Berdasarkan data yang dihimpun, ada 45 lokasi SPPG yang aktif dengan total penerima manfaat sebanyak 138.636 orang. Dari jumlah itu, 136.645 merupakan peserta didik, sementara sisanya 1.991 adalah penerima kategori 3B (non-peserta didik).

Pasca kejadian viral tersebut, Dinkes Makassar mengintensifkan koordinasi dengan Badan Gizi Nasional (BGN) Wilayah Makassar, Dinas Pendidikan, hingga Tim Penggerak PKK. Tujuannya memastikan seluruh dapur SPPG yang belum memiliki SLHS dan sertifikat penjamah makanan segera difasilitasi untuk mendapatkannya.

“Setelah rapat dengan Pak Wali termasuk Zoom dengan kementerian, kita berkoordinasi dengan Korwil BGN. Jadi semua SPPG yang belum mempunyai sertifikat penjamah makanan dan SLHS itu dikoordinir,” tutur Sulha.

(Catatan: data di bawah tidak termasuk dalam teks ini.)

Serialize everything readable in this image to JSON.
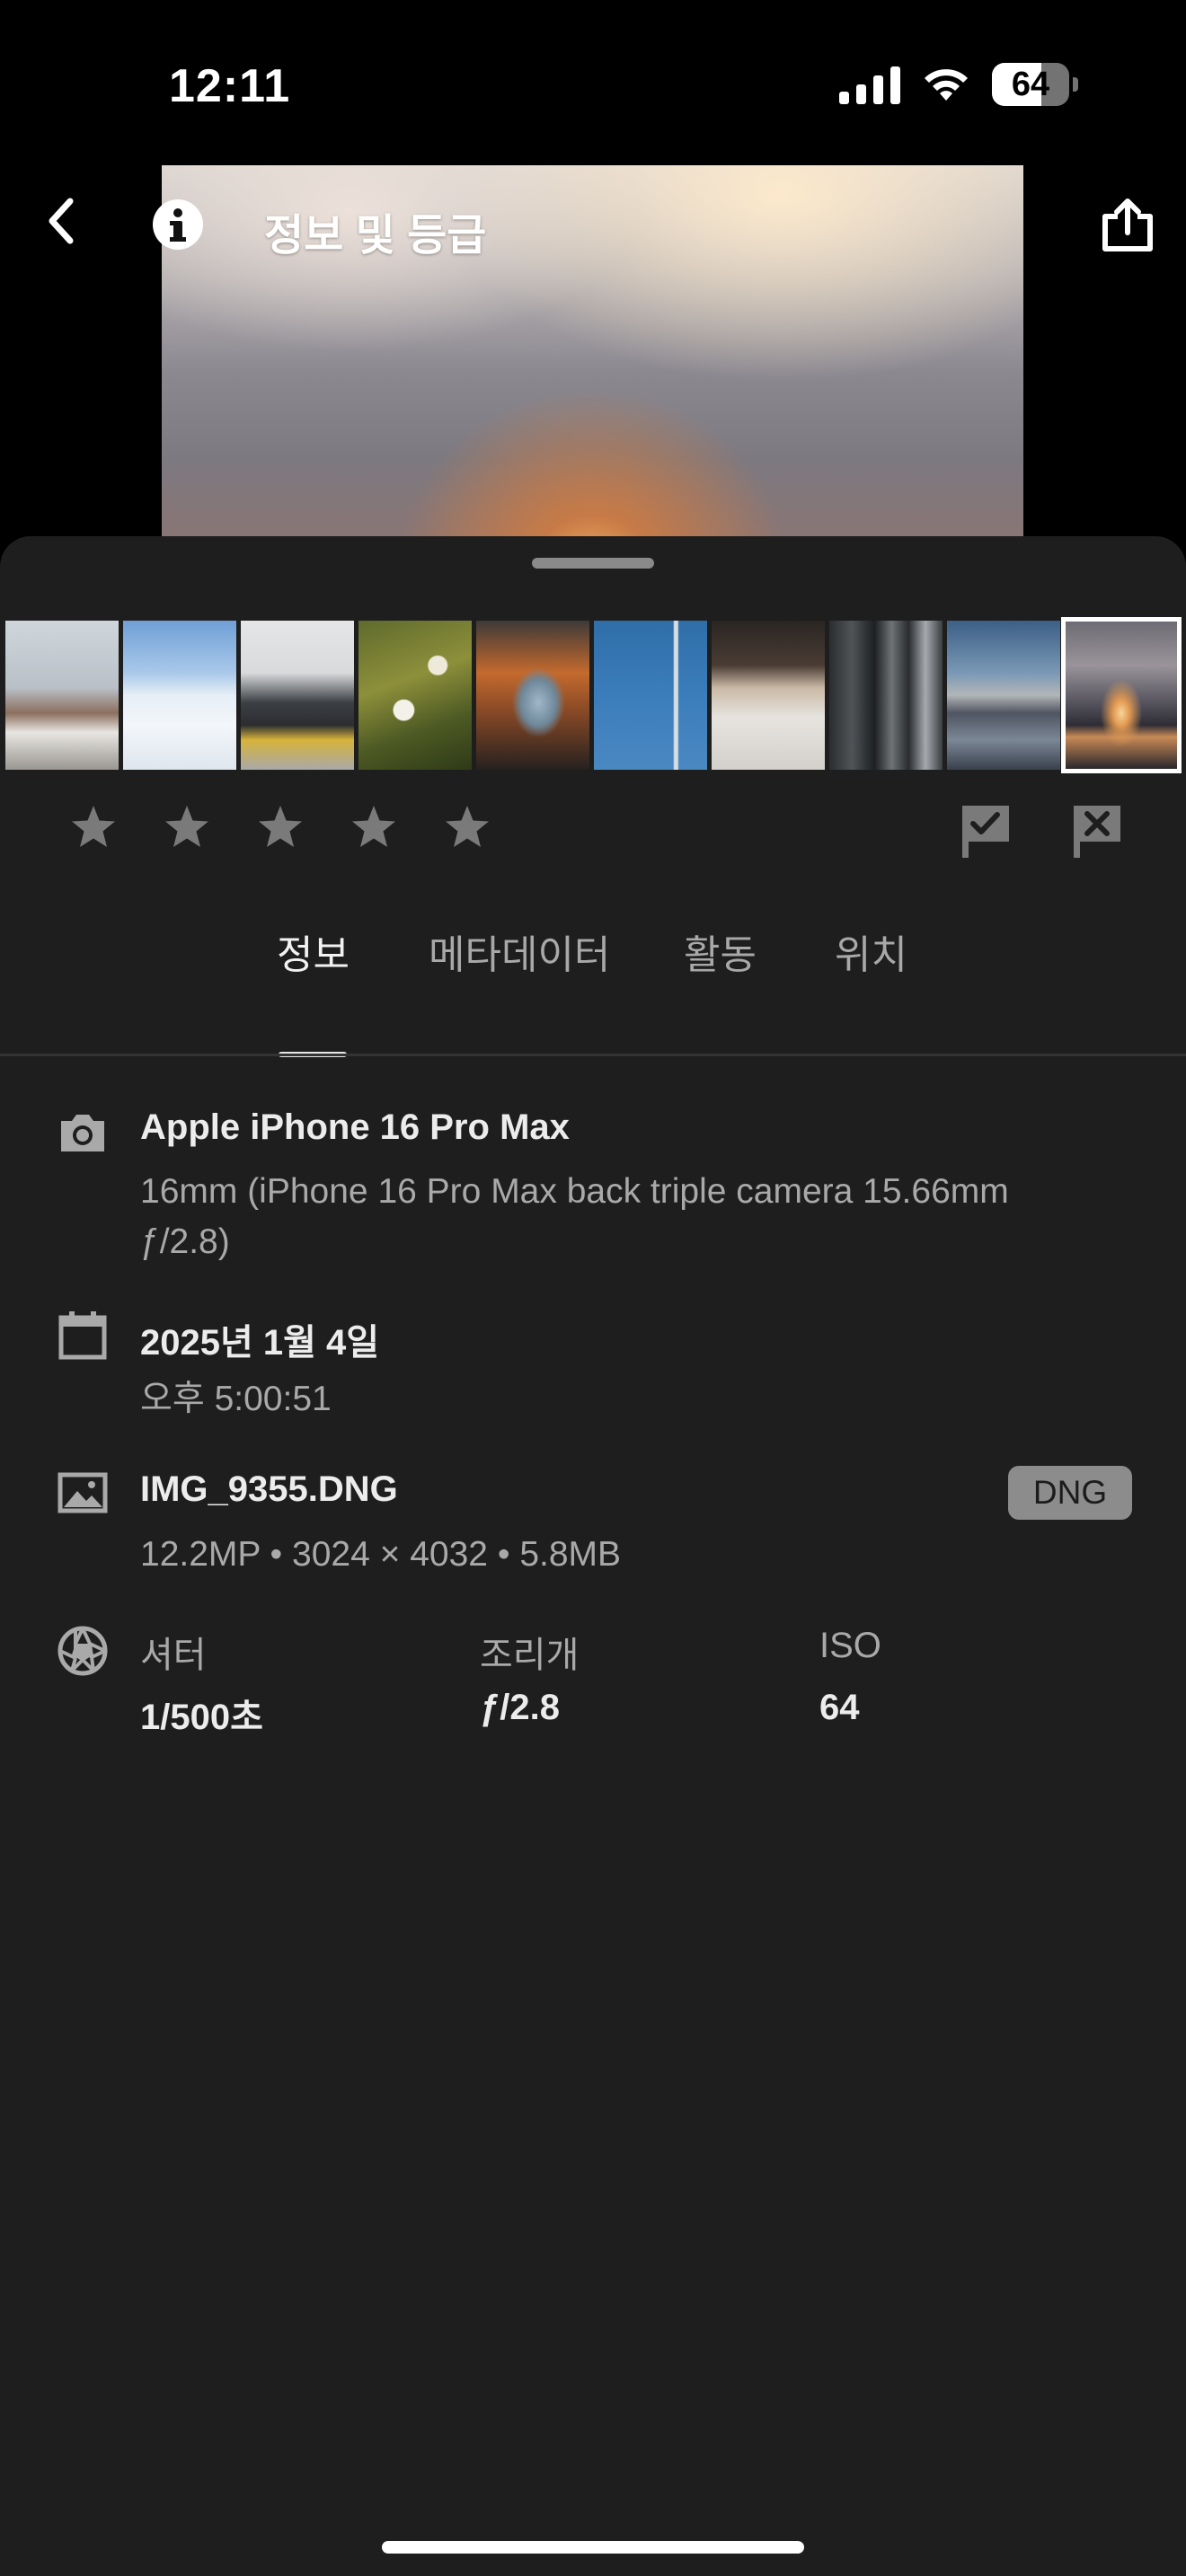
{
  "status_bar": {
    "time": "12:11",
    "battery": "64",
    "battery_level_percent": 64
  },
  "header": {
    "title": "정보 및 등급",
    "back_icon": "chevron-left-icon",
    "info_icon": "info-icon",
    "share_icon": "share-icon"
  },
  "filmstrip": {
    "selected_index": 9,
    "thumbnails": [
      {
        "subject": "winter house with bare tree"
      },
      {
        "subject": "snowy field and blue sky"
      },
      {
        "subject": "modern building with yellow car"
      },
      {
        "subject": "green plant with snow"
      },
      {
        "subject": "car side mirror at sunset"
      },
      {
        "subject": "street lamp against blue sky"
      },
      {
        "subject": "snowy path with temple gate"
      },
      {
        "subject": "glass storefront doors"
      },
      {
        "subject": "lake at dusk"
      },
      {
        "subject": "sunset over water"
      }
    ]
  },
  "rating": {
    "stars": 5,
    "filled": 0,
    "pick_icon": "pick-flag-icon",
    "reject_icon": "reject-flag-icon"
  },
  "tabs": [
    {
      "label": "정보",
      "active": true
    },
    {
      "label": "메타데이터",
      "active": false
    },
    {
      "label": "활동",
      "active": false
    },
    {
      "label": "위치",
      "active": false
    }
  ],
  "info": {
    "camera": {
      "icon": "camera-icon",
      "model": "Apple iPhone 16 Pro Max",
      "lens_line1": "16mm (iPhone 16 Pro Max back triple camera 15.66mm",
      "lens_line2": "ƒ/2.8)"
    },
    "date": {
      "icon": "calendar-icon",
      "date": "2025년 1월 4일",
      "time": "오후 5:00:51"
    },
    "file": {
      "icon": "image-icon",
      "name": "IMG_9355.DNG",
      "details": "12.2MP • 3024 × 4032 • 5.8MB",
      "badge": "DNG"
    },
    "exposure": {
      "icon": "aperture-icon",
      "shutter_label": "셔터",
      "shutter_value": "1/500초",
      "aperture_label": "조리개",
      "aperture_value": "ƒ/2.8",
      "iso_label": "ISO",
      "iso_value": "64"
    }
  },
  "colors": {
    "background": "#000000",
    "sheet": "#1e1e1e",
    "text_primary": "#ececec",
    "text_secondary": "#a9a9a9",
    "badge": "#8c8c8c"
  }
}
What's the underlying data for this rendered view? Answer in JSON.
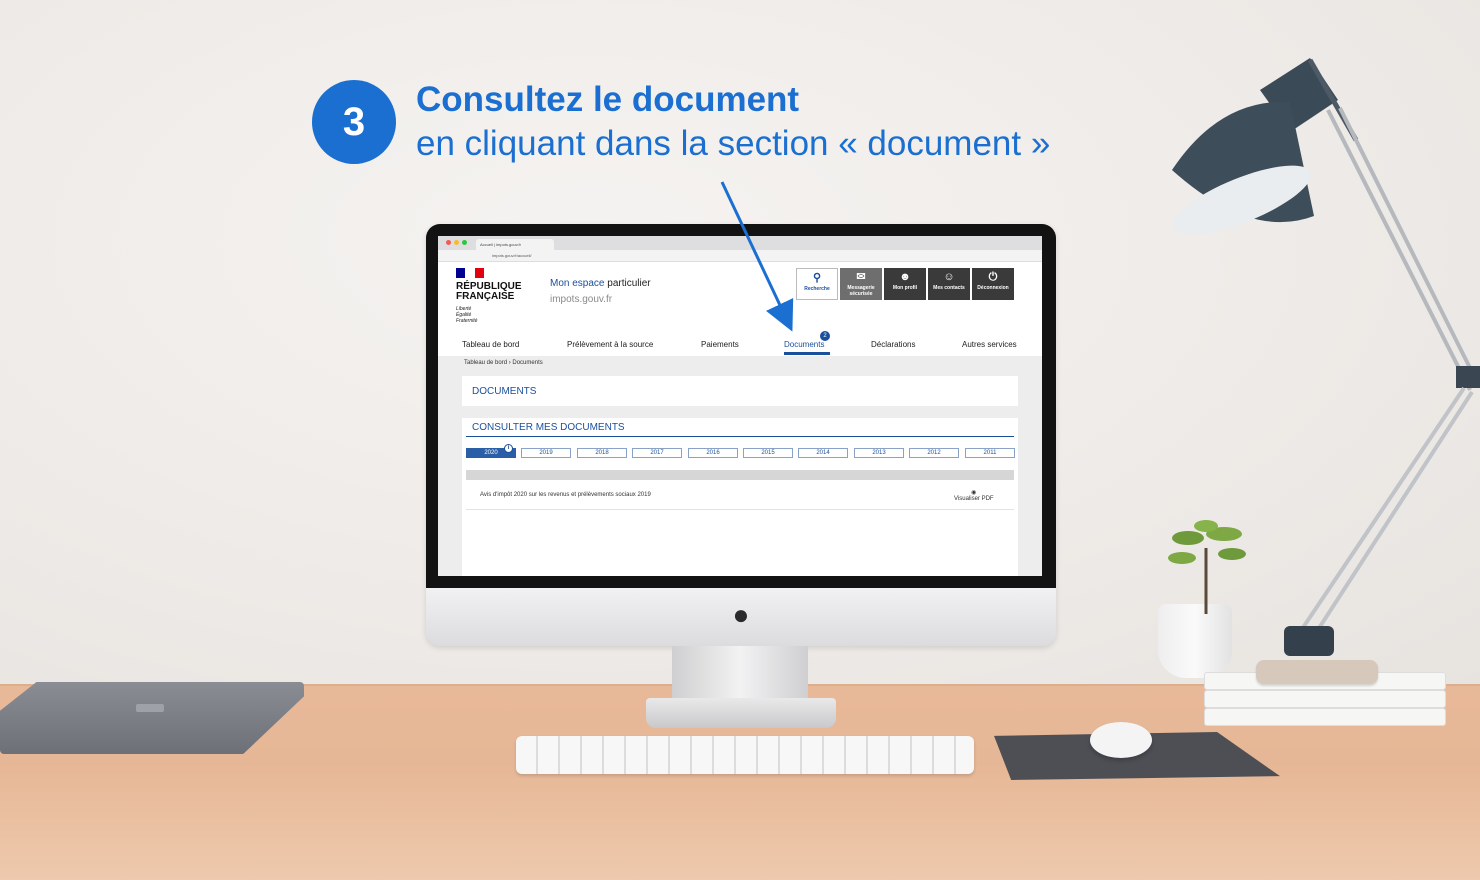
{
  "heading": {
    "step_number": "3",
    "title": "Consultez le document",
    "subtitle": "en cliquant dans la section « document »"
  },
  "browser": {
    "tab_title": "Accueil | impots.gouv.fr",
    "url": "impots.gouv.fr/accueil/"
  },
  "site": {
    "republique": "RÉPUBLIQUE",
    "francaise": "FRANÇAISE",
    "motto": [
      "Liberté",
      "Égalité",
      "Fraternité"
    ],
    "espace_prefix": "Mon espace",
    "espace_suffix": " particulier",
    "domain": "impots.gouv.fr",
    "header_buttons": [
      {
        "label": "Recherche",
        "icon": "search-icon"
      },
      {
        "label": "Messagerie sécurisée",
        "icon": "mail-icon"
      },
      {
        "label": "Mon profil",
        "icon": "user-icon"
      },
      {
        "label": "Mes contacts",
        "icon": "contacts-icon"
      },
      {
        "label": "Déconnexion",
        "icon": "power-icon"
      }
    ],
    "nav": [
      "Tableau de bord",
      "Prélèvement à la source",
      "Paiements",
      "Documents",
      "Déclarations",
      "Autres services"
    ],
    "nav_active": "Documents",
    "documents_badge": "2",
    "breadcrumb": [
      "Tableau de bord",
      "Documents"
    ],
    "breadcrumb_sep": "›",
    "documents_title": "DOCUMENTS",
    "consulter_title": "CONSULTER MES DOCUMENTS",
    "years": [
      "2020",
      "2019",
      "2018",
      "2017",
      "2016",
      "2015",
      "2014",
      "2013",
      "2012",
      "2011"
    ],
    "selected_year": "2020",
    "info_mark": "i",
    "document_row": {
      "name": "Avis d'impôt 2020 sur les revenus et prélèvements sociaux 2019",
      "view_label": "Visualiser",
      "format": "PDF",
      "view_icon": "eye-icon"
    }
  },
  "colors": {
    "accent_blue": "#1a6fd1",
    "site_blue": "#1a4f9c",
    "flag_blue": "#000091",
    "flag_red": "#e1000f"
  }
}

Pelatihan hygiene dan sanitasi pun kini tengah berlangsung untuk sejumlah penjamah makanan yang belum bersertifikat. Langkah ini dianggap krusial sebagai bentuk pencegahan dan peningkatan kualitas pelayanan makanan di sekolah.

Meski hanya satu kasus terlapor, Dinas Kesehatan menganggap temuan ulat di makanan MBG bukan sekadar insiden kecil, melainkan sinyal kuat bahwa pengawasan harus diperketat.

“Mungkin dari kasus ini bisa menjadi bahan evaluasi agar semua penjamah lebih disiplin menerapkan prinsip higienitas dan sanitasi,” pungkas Sulha.

Langkah konkret Dinas Kesehatan melalui investigasi dan sertifikasi diharapkan bisa mengembalikan kepercayaan publik terhadap program MBG yang selama ini bertujuan mulia: memastikan setiap anak sekolah mendapatkan asupan gizi seimbang.